By Egypt Middleton, a Children's National Hospital school nurse
Egypt M

As a school nurse in one of Washington, D.C.’s neediest areas, Monday mornings are often the hardest. Some kids arrive having felt unwell all weekend, waiting until they get to school and see me for nursing care.

Some come from homes where there is neglect or abuse. They may not have eaten or have clean clothes. They carry heavy emotional burdens that get in the way of learning.

Not long ago, a student tore things up in the classroom, called the teacher names and hit other kids. This baby was so young. His parents were both in jail. I worked with the school social worker and psychologist to deescalate the situation.

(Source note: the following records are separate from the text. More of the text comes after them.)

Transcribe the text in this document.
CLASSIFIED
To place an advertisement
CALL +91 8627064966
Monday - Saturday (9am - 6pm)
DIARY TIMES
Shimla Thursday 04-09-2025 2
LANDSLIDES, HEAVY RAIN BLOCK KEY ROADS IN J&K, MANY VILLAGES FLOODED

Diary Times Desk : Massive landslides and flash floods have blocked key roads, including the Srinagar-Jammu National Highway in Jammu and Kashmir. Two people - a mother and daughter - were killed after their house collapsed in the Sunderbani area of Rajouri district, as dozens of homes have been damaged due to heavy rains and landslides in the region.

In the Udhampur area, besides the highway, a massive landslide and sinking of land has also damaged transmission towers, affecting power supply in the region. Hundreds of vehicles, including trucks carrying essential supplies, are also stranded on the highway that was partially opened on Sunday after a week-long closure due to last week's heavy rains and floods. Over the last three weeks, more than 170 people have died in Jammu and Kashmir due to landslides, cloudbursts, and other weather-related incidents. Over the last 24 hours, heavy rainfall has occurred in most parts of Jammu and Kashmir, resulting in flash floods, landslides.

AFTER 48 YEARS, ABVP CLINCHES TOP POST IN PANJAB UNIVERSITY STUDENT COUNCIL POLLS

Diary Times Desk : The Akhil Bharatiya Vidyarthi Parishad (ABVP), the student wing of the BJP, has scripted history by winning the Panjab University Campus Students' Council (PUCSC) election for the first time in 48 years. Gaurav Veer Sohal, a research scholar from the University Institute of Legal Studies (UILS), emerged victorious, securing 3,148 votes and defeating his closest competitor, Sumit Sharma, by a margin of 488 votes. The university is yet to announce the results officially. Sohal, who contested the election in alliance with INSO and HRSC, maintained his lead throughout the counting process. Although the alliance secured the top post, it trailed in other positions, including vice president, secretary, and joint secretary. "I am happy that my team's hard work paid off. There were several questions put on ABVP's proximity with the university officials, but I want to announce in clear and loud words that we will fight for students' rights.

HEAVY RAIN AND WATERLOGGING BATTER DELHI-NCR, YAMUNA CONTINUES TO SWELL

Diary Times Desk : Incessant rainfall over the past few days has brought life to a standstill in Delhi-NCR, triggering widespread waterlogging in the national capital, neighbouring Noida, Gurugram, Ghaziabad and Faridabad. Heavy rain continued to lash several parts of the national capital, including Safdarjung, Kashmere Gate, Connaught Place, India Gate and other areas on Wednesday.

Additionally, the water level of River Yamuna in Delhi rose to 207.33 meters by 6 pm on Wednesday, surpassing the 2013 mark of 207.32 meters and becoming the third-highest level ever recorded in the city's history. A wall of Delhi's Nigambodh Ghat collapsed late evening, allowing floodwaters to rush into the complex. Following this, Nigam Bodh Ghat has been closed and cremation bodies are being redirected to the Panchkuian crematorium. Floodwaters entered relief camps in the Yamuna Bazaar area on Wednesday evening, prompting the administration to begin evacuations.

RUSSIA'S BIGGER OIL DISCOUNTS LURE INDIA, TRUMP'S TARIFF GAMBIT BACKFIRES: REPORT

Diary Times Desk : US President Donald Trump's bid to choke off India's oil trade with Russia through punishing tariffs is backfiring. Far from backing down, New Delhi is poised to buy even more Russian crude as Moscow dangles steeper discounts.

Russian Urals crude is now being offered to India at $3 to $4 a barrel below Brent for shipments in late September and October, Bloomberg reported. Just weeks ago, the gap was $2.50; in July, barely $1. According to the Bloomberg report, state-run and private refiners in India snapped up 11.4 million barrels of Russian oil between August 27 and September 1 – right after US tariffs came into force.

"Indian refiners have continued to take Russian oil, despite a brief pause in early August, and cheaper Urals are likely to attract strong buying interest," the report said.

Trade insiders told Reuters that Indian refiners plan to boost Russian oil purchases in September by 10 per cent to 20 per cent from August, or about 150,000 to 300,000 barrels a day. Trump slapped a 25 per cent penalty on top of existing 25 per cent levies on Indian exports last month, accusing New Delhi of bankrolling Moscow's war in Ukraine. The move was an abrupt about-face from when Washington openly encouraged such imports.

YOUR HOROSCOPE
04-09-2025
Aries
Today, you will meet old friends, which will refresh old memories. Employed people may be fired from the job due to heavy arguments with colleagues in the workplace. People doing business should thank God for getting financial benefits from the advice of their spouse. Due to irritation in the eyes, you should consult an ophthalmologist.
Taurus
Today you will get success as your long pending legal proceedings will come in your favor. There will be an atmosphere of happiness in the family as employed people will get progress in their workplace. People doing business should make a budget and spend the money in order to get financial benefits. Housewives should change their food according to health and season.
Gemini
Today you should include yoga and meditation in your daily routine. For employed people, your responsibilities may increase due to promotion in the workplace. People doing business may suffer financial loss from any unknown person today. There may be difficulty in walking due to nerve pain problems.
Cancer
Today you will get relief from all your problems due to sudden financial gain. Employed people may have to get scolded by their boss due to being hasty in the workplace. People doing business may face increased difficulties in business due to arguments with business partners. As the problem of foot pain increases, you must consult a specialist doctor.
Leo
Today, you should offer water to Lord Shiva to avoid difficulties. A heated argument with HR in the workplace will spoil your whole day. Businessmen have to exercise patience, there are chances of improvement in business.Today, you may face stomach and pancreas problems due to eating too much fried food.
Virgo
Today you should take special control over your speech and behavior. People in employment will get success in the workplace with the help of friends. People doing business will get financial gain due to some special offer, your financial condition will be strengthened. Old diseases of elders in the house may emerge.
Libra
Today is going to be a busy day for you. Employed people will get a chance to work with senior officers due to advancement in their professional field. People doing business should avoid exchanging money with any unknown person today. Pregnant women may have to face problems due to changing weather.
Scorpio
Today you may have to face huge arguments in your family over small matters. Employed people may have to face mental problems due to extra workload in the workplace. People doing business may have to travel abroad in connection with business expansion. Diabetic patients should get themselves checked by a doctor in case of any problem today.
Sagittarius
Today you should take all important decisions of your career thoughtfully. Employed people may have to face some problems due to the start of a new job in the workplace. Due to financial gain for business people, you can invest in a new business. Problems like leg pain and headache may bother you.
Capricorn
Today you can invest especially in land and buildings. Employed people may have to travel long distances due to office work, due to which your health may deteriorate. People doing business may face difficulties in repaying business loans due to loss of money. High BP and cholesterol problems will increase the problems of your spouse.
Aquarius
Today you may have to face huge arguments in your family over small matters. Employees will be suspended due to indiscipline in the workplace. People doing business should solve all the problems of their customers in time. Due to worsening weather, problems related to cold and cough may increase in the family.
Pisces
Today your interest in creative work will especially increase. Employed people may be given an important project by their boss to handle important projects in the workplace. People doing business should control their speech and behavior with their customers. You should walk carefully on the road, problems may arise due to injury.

On another day, when this child broke glass and became violent — it took all of us — me, the school principal and vice principal, the social worker, the behavior tech, the security guard and the psychologist — to contain him. He was suffering. But our crisis intervention wasn’t enough. He went by ambulance to the psychiatry and behavioral sciences unit at Children’s National Hospital. Hospital staff cared for him and helped family members understand the cause of his mental crisis: a family member he'd been living with had been sexually assaulting him. Care providers diagnosed him with PTSD, ADHD and separation anxiety. They created a recovery plan for home and school.

Every school day I assess, triage and treat kids. Resources are limited. We don’t have a rapid response team — I am it. Being on the school nurse team at Children’s National, I know I’m part of something great: care that makes a difference every day for children.